The death warrant (on the left) held by Edinburgh City Archives details the guilty verdict of the court and the sentence of death to be carried out on the 28 January 1829. In a final ironic twist it indicates that Burke’s dead body is then to be handed over to Dr Alexander Monro, Professor of Anatomy in the University of Edinburgh – one of the very group of surgeons whom Burke had supplied bodies to – for the corpse of the murderer to be publicly dissected!
Edinburgh City Archives preserve a fascinating volume showing numerous people apprehended by the police in Linlithgowshire, which is full of mugshots of Victorian villains as well as details of their known crimes.
People of all ages hailing from places throughout Scotland and beyond can be found in the gallery. Their crimes range from serious assaults to fraud and petty thefts. The Linlithgowshire Rogue’s Gallery was created at a time before policing procedures were consistent and some entries are very detailed and often contain quirky anecdotes and stories.
From the sample image you can see here, you can clearly see what the individuals looked like, and the style of clothing they wear. We can pick up the story of James Wallace of South Queensferry who was apprehended on a charge of murder. We can see he was tried on 8th March 1874 for aggravated assault, however after examining the witnesses the sheriff withdrew the case from the jury, and he was found not guilty.

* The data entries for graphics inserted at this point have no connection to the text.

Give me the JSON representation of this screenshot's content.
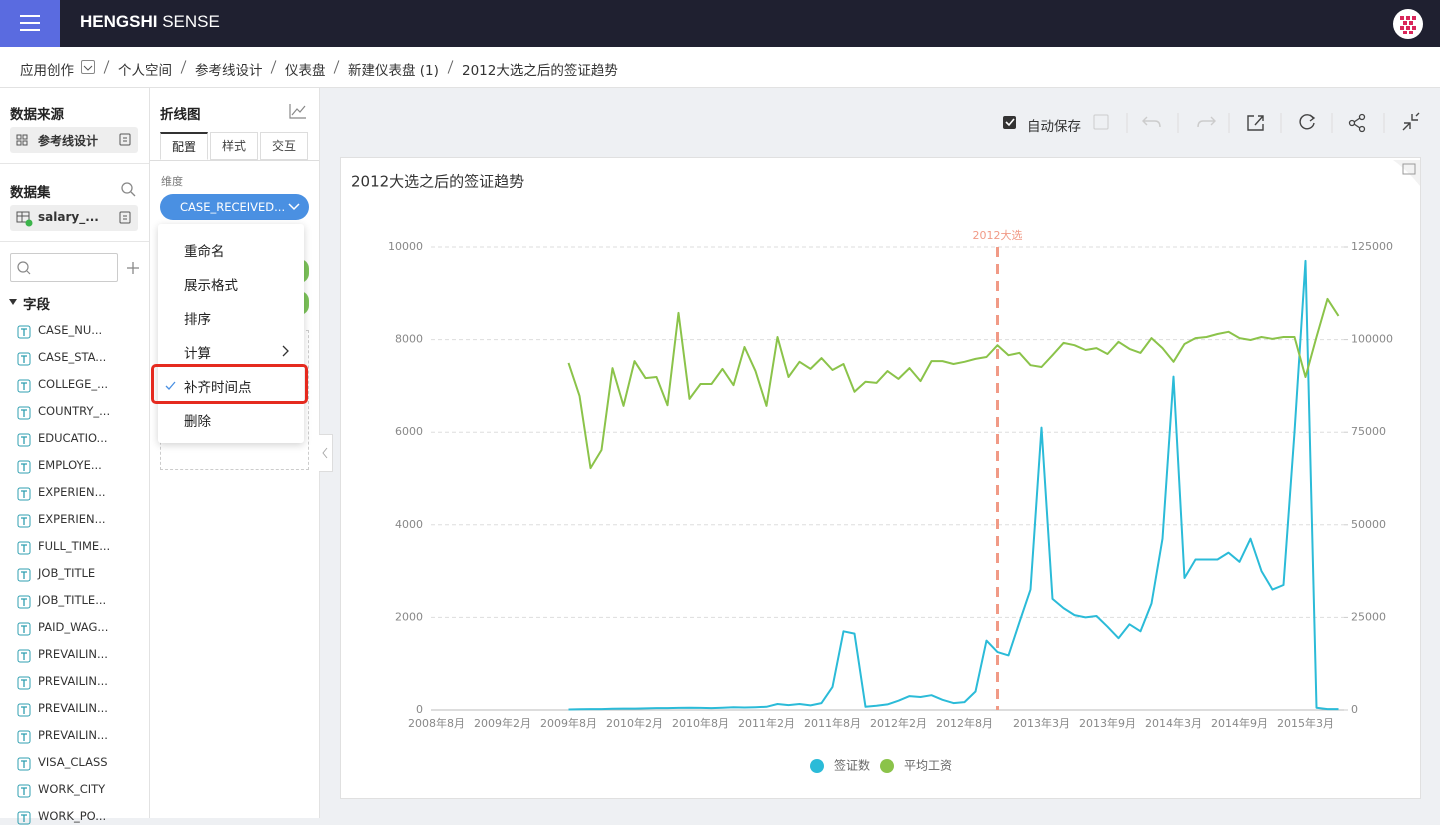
{
  "header": {
    "brand_bold": "HENGSHI",
    "brand": "SENSE"
  },
  "breadcrumb": [
    "应用创作",
    "个人空间",
    "参考线设计",
    "仪表盘",
    "新建仪表盘 (1)",
    "2012大选之后的签证趋势"
  ],
  "left_panel": {
    "source_title": "数据来源",
    "source": "参考线设计",
    "dataset_title": "数据集",
    "dataset": "salary_...",
    "fields_title": "字段",
    "fields": [
      "CASE_NU...",
      "CASE_STA...",
      "COLLEGE_...",
      "COUNTRY_...",
      "EDUCATIO...",
      "EMPLOYE...",
      "EXPERIEN...",
      "EXPERIEN...",
      "FULL_TIME...",
      "JOB_TITLE",
      "JOB_TITLE...",
      "PAID_WAG...",
      "PREVAILIN...",
      "PREVAILIN...",
      "PREVAILIN...",
      "PREVAILIN...",
      "VISA_CLASS",
      "WORK_CITY",
      "WORK_PO..."
    ]
  },
  "config_panel": {
    "title": "折线图",
    "tabs": [
      "配置",
      "样式",
      "交互"
    ],
    "dimension_title": "维度",
    "dimension": "CASE_RECEIVED..."
  },
  "context_menu": {
    "items": [
      "重命名",
      "展示格式",
      "排序",
      "计算",
      "补齐时间点",
      "删除"
    ]
  },
  "toolbar": {
    "autosave": "自动保存"
  },
  "chart_data": {
    "type": "line",
    "title": "2012大选之后的签证趋势",
    "categories": [
      "2008年8月",
      null,
      null,
      null,
      null,
      null,
      "2009年2月",
      null,
      null,
      null,
      null,
      null,
      "2009年8月",
      null,
      null,
      null,
      null,
      null,
      "2010年2月",
      null,
      null,
      null,
      null,
      null,
      "2010年8月",
      null,
      null,
      null,
      null,
      null,
      "2011年2月",
      null,
      null,
      null,
      null,
      null,
      "2011年8月",
      null,
      null,
      null,
      null,
      null,
      "2012年2月",
      null,
      null,
      null,
      null,
      null,
      "2012年8月",
      null,
      null,
      null,
      null,
      null,
      null,
      "2013年3月",
      null,
      null,
      null,
      null,
      null,
      "2013年9月",
      null,
      null,
      null,
      null,
      null,
      "2014年3月",
      null,
      null,
      null,
      null,
      null,
      "2014年9月",
      null,
      null,
      null,
      null,
      null,
      "2015年3月",
      null,
      null,
      null
    ],
    "series": [
      {
        "name": "签证数",
        "color": "#2bbbd8",
        "axis": "y",
        "values": [
          null,
          null,
          null,
          null,
          null,
          null,
          null,
          null,
          null,
          null,
          null,
          null,
          10,
          15,
          20,
          20,
          25,
          30,
          30,
          35,
          40,
          40,
          45,
          50,
          45,
          40,
          50,
          60,
          55,
          60,
          70,
          130,
          105,
          130,
          100,
          150,
          500,
          1700,
          1650,
          70,
          90,
          120,
          200,
          300,
          280,
          320,
          220,
          150,
          170,
          400,
          1500,
          1250,
          1180,
          1900,
          2600,
          6100,
          2400,
          2200,
          2050,
          2000,
          2030,
          1800,
          1550,
          1850,
          1700,
          2300,
          3700,
          7200,
          2850,
          3250,
          3250,
          3250,
          3400,
          3200,
          3700,
          3000,
          2600,
          2700,
          6000,
          9700,
          50,
          20,
          20
        ]
      },
      {
        "name": "平均工资",
        "color": "#8bc34a",
        "axis": "y2",
        "values": [
          null,
          null,
          null,
          null,
          null,
          null,
          null,
          null,
          null,
          null,
          null,
          null,
          93700,
          84800,
          65300,
          70200,
          92300,
          82100,
          94200,
          89600,
          89900,
          82300,
          107200,
          84000,
          88000,
          88000,
          92100,
          87700,
          98000,
          91500,
          82100,
          100700,
          89900,
          94000,
          92100,
          95000,
          91800,
          93400,
          85900,
          88600,
          88300,
          91500,
          89400,
          92300,
          88800,
          94200,
          94200,
          93400,
          94000,
          94800,
          95300,
          98500,
          95800,
          96400,
          93100,
          92600,
          95800,
          99100,
          98500,
          97200,
          97700,
          96100,
          99400,
          97500,
          96400,
          100400,
          97700,
          94000,
          98800,
          100400,
          100700,
          101500,
          102100,
          100400,
          99900,
          100700,
          100200,
          100700,
          100700,
          89900,
          100700,
          111000,
          106400
        ]
      }
    ],
    "ylim": [
      0,
      10000
    ],
    "yticks": [
      0,
      2000,
      4000,
      6000,
      8000,
      10000
    ],
    "y2lim": [
      0,
      125000
    ],
    "y2ticks": [
      0,
      25000,
      50000,
      75000,
      100000,
      125000
    ],
    "grid": true,
    "legend": "bottom",
    "reference_line": {
      "label": "2012大选",
      "at": 51,
      "color": "#f19a86"
    }
  }
}
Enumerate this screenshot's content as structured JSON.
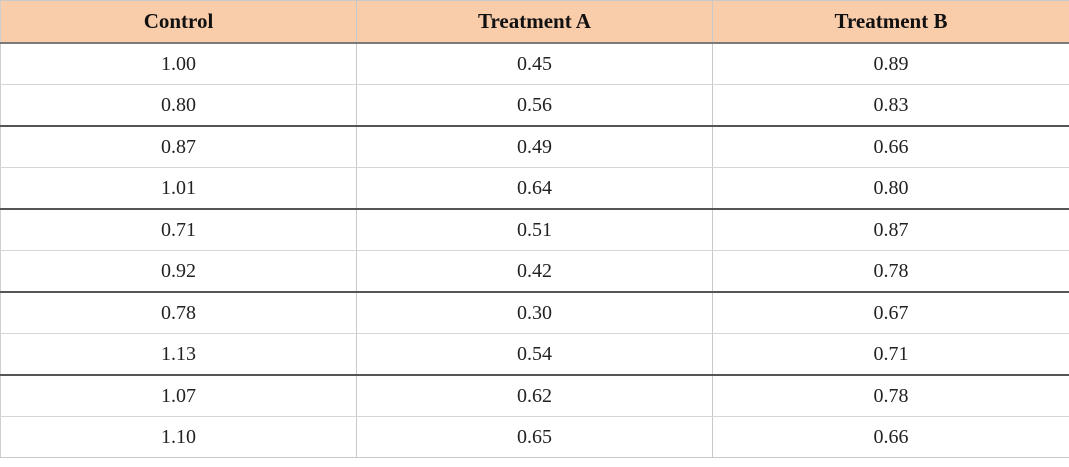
{
  "table": {
    "headers": [
      "Control",
      "Treatment A",
      "Treatment B"
    ],
    "rows": [
      [
        "1.00",
        "0.45",
        "0.89"
      ],
      [
        "0.80",
        "0.56",
        "0.83"
      ],
      [
        "0.87",
        "0.49",
        "0.66"
      ],
      [
        "1.01",
        "0.64",
        "0.80"
      ],
      [
        "0.71",
        "0.51",
        "0.87"
      ],
      [
        "0.92",
        "0.42",
        "0.78"
      ],
      [
        "0.78",
        "0.30",
        "0.67"
      ],
      [
        "1.13",
        "0.54",
        "0.71"
      ],
      [
        "1.07",
        "0.62",
        "0.78"
      ],
      [
        "1.10",
        "0.65",
        "0.66"
      ]
    ]
  },
  "colors": {
    "header_background": "#f9ccaa",
    "grid_line": "#c9c9c9",
    "row_separator": "#555555"
  }
}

You can also see two policemen in the image of John Regan, and this again provides a wonderful opportunity to actually see what they looked like and gain a more vivid picture in your mind of the times.
Criminal Conviction Registers
Edinburgh City Archives have a series of general conviction registers covering the period of the late 19th Century and into the early 20th Century. These unique volumes chart the criminal activities of individuals, and so it is possible to build up a reasonable picture of someone’s life and the common criminal activities and punishments which were handed out.
The conviction registers note the name and age of the offender and describe the offence. They also include the date or hearing of each case, the police officers involved and the outcome or sentence. Browsing the registers, it becomes obvious that some people were well known to the local police!
From the image you can see on the left, we can unlock more about the life of Mary McDonald Wilson (and her many other aliases), and build up a very good picture of what life was like for her and the wider contextual social conditions of the time. You can compare crimes and punishments from when Mary was living to those nowadays for example.